A lot of questions this Lent about the ‘no meat on Friday’ rule. “Why do we not eat meat? I don’t really like meat that much, and I like macaroni and cheese better, and what if we went for a nice seafood dinner on Fridays, that wouldn’t be much of a hardship, so why not meat?”
Lots of good reasons: No meat because is it is a way to do something together. No meat because it makes you stop and pay attention. No meat because even if the only hardship is that you have to re-arrange your menu, it’s still a little hardship. No meat because it makes you ask yourself what it is that you really ought to give up. No meat because it makes you think again about the whole reason for Lent. No meat because it is a simple, universally understood way for the whole church to do something concrete as a sacrifice. It would be pretty hard to come up with any other rule that would be possible and universal, and just saying, “It is good to fast and abstain on Fridays in Lent” is not solid and concrete enough. 
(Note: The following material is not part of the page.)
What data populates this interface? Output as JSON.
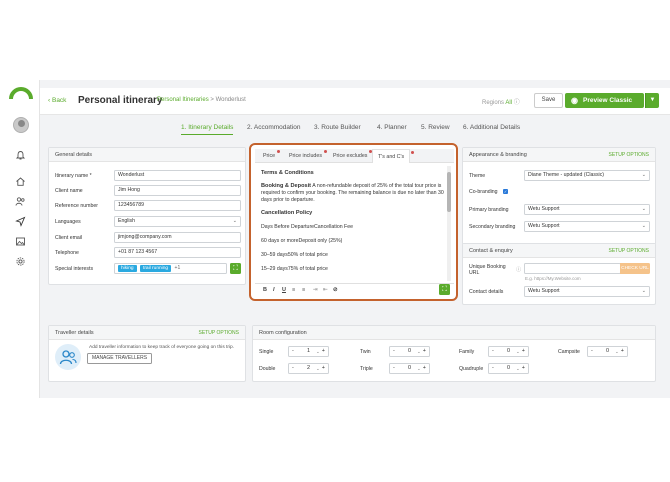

When the church gives just guidelines and not rules very often the discipline goes out the window completely. The specific rules are there not as an end in themselves, but to get us to examine the real reasons and ask the right questions and discover the real point of it all. If all you get is guidelines soon the discipline goes out the window entirely. Look at what has happened when the church shifted from ‘No meat on Fridays’ to ‘fasting and abstinence on Fridays’. How many Catholics do you know who seriously fast on Fridays? Not many. Once it stopped being a specific rule it stopped being a guideline too.
So give up the meat on Fridays, but not blindly. Do it with an open heart, an open mind and with a searching intellect.